Thanks for your comments Sarah.
If i change my listing to GBP then it appears in the USA in USD then Airbnb has to do the conversion. If they use 1.6usd/£ then my customer is being charged for the disproportionate exchange rate or my customer decides not to book because it’s too expensive?
@Michael-And-Mariluz0 Yes, I guess so. Either the guest gets charged the conversion or you do.
But here's something I don't understand- why they claim everything has to be converted to US dollars and then into another currency. They have millions of dollars at any given time being paid by guests in Euros, as well as hosts who get paid in Euros. So why wouldn't they have accounts in all the currencies they deal in? If an American guest pays in US dollars to stay somewhere the host gets paid in Euros, why can't the dollars go into Airbnb's dollar account, and the host get paid the equivalent in Euros from a Euro account that all the Euros guests pay for somewhere they booked where the host gets paid in dollars? Or pesos, or bhat, or whatever.
I don't know if I'm being clear, but it just seems like they shouldn't have to be "converting" money all the time, unless because they are a US company, everything has to be converted back and forth in US currency. But I can't believe it does.
Thank you very much Sarah. You’ve restored my faith in humanity.
i understand there needs to be commission for a conversion, 3% is reasonable but not 15%.
@Michael-And-Mariluz0 Okay, now I'm confused.

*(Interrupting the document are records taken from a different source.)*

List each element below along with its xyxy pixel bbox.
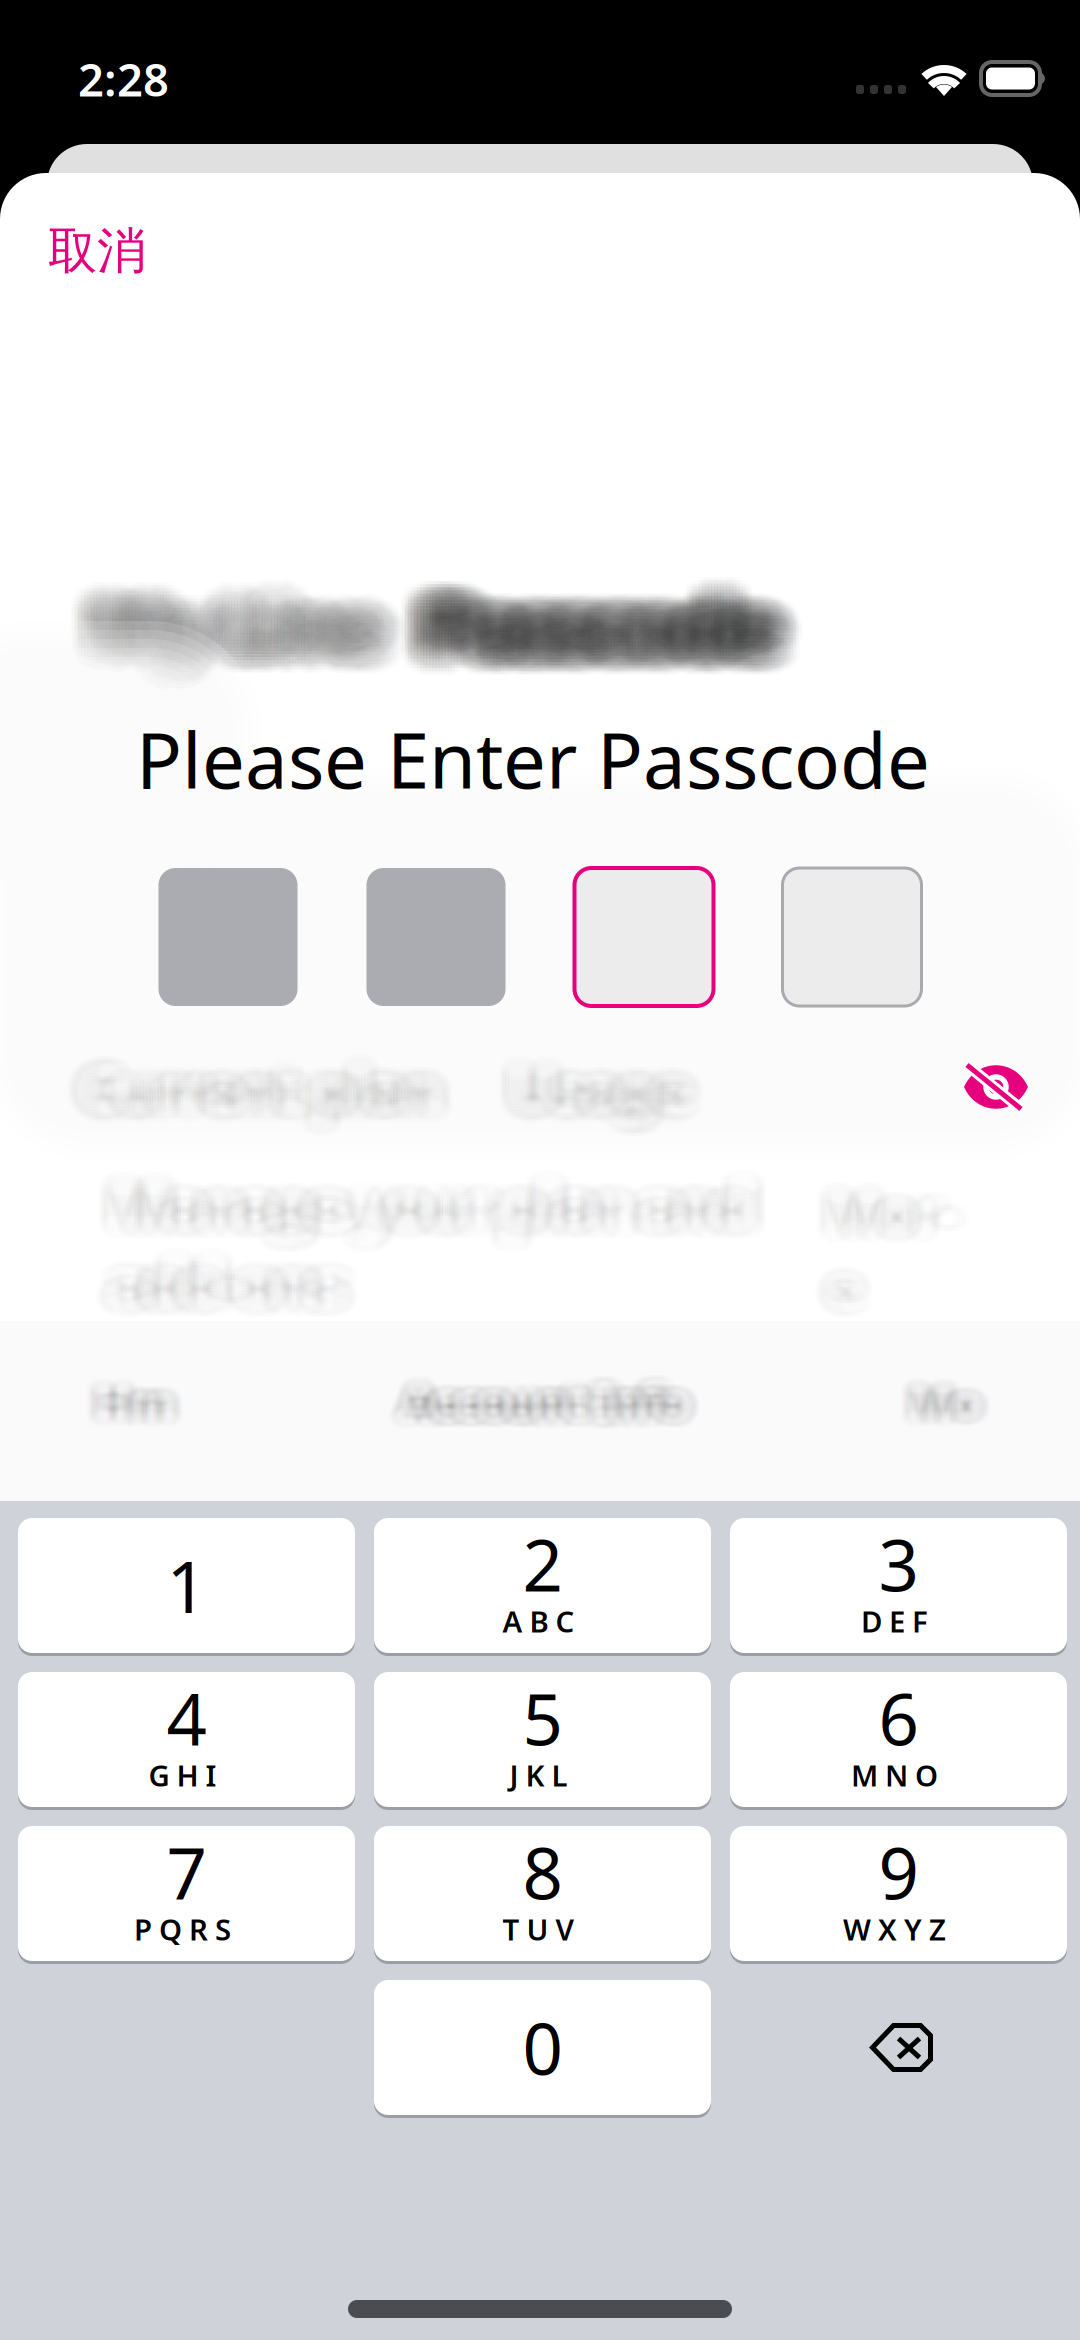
staticText: Account Info <box>413 1369 696 1429</box>
staticText: More <box>842 1179 971 1328</box>
staticText: Manage your plan and add-ons <box>104 1168 743 1324</box>
staticText: Manage your plan and add-ons <box>140 1162 779 1318</box>
staticText: Manage your plan and add-ons <box>140 1185 779 1341</box>
staticText: Current plan <box>73 1049 431 1127</box>
staticText: Mo <box>894 1367 964 1427</box>
staticText: Account Info <box>384 1377 666 1437</box>
staticText: Current plan <box>81 1049 439 1127</box>
staticText: More <box>809 1163 938 1312</box>
button[interactable]: 6 <box>730 1672 1067 1807</box>
staticText: More <box>813 1189 942 1338</box>
staticText: Manage your plan and add-ons <box>104 1165 743 1321</box>
staticText: Passcode <box>419 577 768 680</box>
staticText: Mo <box>921 1365 991 1425</box>
staticText: Account Info <box>393 1375 676 1435</box>
staticText: Current plan <box>56 1055 414 1133</box>
staticText: Mo <box>923 1367 993 1427</box>
staticText: Manage your plan and add-ons <box>129 1168 768 1324</box>
staticText: Current plan <box>81 1046 439 1124</box>
button[interactable]: 9 <box>730 1826 1067 1961</box>
button[interactable]: 0 <box>374 1980 711 2115</box>
button[interactable]: 2 <box>374 1518 711 1653</box>
staticText: Mo <box>923 1383 993 1443</box>
staticText: Mo <box>921 1367 991 1427</box>
staticText: Passcode <box>447 589 796 692</box>
button[interactable]: 3 <box>730 1518 1067 1653</box>
staticText: 3 <box>878 1517 918 1611</box>
button[interactable]: Delete <box>730 1980 1067 2115</box>
staticText: Manage your plan and add-ons <box>85 1162 724 1318</box>
staticText: Hm <box>94 1373 172 1433</box>
staticText: Mo <box>912 1379 982 1439</box>
staticText: Current plan <box>95 1038 453 1116</box>
staticText: Usage <box>541 1060 719 1138</box>
staticText: Current plan <box>95 1060 453 1138</box>
staticText: More <box>813 1171 942 1320</box>
staticText: Usage <box>511 1069 689 1147</box>
button[interactable]: 7 <box>18 1826 355 1961</box>
button[interactable]: 8 <box>374 1826 711 1961</box>
staticText: Mo <box>917 1371 987 1431</box>
staticText: My Line <box>130 563 412 662</box>
staticText: Mo <box>896 1361 966 1421</box>
staticText: Manage your plan and add-ons <box>142 1174 782 1330</box>
staticText: More <box>844 1161 973 1310</box>
staticText: Hm <box>96 1361 174 1421</box>
staticText: Mo <box>892 1361 962 1421</box>
button[interactable]: 取消 <box>48 206 198 296</box>
staticText: Hm <box>105 1385 183 1445</box>
staticText: Passcode <box>416 552 765 654</box>
staticText: Manage your plan and add-ons <box>123 1171 762 1327</box>
staticText: Account Info <box>387 1381 670 1441</box>
staticText: Account Info <box>384 1369 666 1429</box>
staticText: More <box>806 1176 935 1325</box>
staticText: Passcode <box>460 596 808 698</box>
staticText: Mo <box>928 1365 998 1425</box>
staticText: Current plan <box>89 1035 447 1113</box>
staticText: Current plan <box>92 1052 450 1130</box>
staticText: My Line <box>99 572 382 672</box>
staticText: Usage <box>484 1055 662 1133</box>
staticText: Account Info <box>384 1367 666 1427</box>
staticText: Mo <box>897 1383 967 1443</box>
staticText: Hm <box>109 1361 187 1421</box>
staticText: Account Info <box>385 1363 668 1423</box>
staticText: Manage your plan and add-ons <box>91 1156 730 1312</box>
staticText: My Line <box>89 569 372 668</box>
staticText: Account Info <box>416 1381 699 1441</box>
staticText: Account Info <box>404 1363 686 1423</box>
staticText: Manage your plan and add-ons <box>140 1156 779 1312</box>
staticText: More <box>818 1163 947 1312</box>
staticText: Usage <box>506 1040 684 1118</box>
button[interactable]: Show passcode <box>939 1040 1053 1134</box>
staticText: Current plan <box>92 1049 450 1127</box>
staticText: My Line <box>83 560 366 659</box>
staticText: More <box>830 1186 959 1335</box>
staticText: Hm <box>76 1379 154 1439</box>
staticText: More <box>820 1158 949 1307</box>
staticText: Manage your plan and add-ons <box>140 1174 779 1330</box>
staticText: Passcode <box>426 552 774 654</box>
button[interactable]: 5 <box>374 1672 711 1807</box>
staticText: Hm <box>100 1363 178 1423</box>
button[interactable]: 4 <box>18 1672 355 1807</box>
staticText: My Line <box>83 585 366 684</box>
staticText: More <box>830 1158 959 1307</box>
staticText: Hm <box>89 1363 167 1423</box>
staticText: My Line <box>102 591 385 690</box>
staticText: Account Info <box>396 1379 679 1439</box>
staticText: Passcode <box>435 570 784 673</box>
staticText: Hm <box>110 1371 188 1431</box>
staticText: My Line <box>130 588 412 687</box>
button[interactable]: 1 <box>18 1518 355 1653</box>
staticText: Account Info <box>411 1369 694 1429</box>
staticText: Hm <box>89 1385 167 1445</box>
staticText: Usage <box>511 1052 689 1130</box>
staticText: Hm <box>89 1383 167 1443</box>
staticText: My Line <box>126 585 409 684</box>
staticText: Account Info <box>424 1363 706 1423</box>
staticText: Hm <box>90 1361 168 1421</box>
staticText: Manage your plan and add-ons <box>137 1162 776 1318</box>
staticText: My Line <box>102 553 385 653</box>
staticText: Mo <box>924 1377 994 1437</box>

Whenever currency is exchanged, you never get the mid-market rate. There is a buy/ sell rate than is several percentage points different. If I change US dollars to Mexican pesos and the mid market rate that day is 20 pesos to the dollar, the bank will exchange it at 19.5, for instance.
it's quite simple.
When they sell usd/£ they reduce the mid market rate by 3% say, ie 0.97 x 1.389 USD/£ = 1.347 USD/£. When they buy USD/£ they increase the rate by 3% say, ie 1.03 x 1.389 USD/£ = 1.431 USD/£. In my case they increased the rate by 15% ie 1.15 x 1.389 USD/£ = 1.600 (NB this is just to illustrate the point, these are not the exact figures, i'm not looking them up because life is too short, but it's close enough).
Hence my opening statement "The payout was 3213.36 USD and yet i received £1946.45 that's an exchange rate of 1.6046". Had a reasonable rate been applied of 3% i would have received £2245.53. A difference of £299.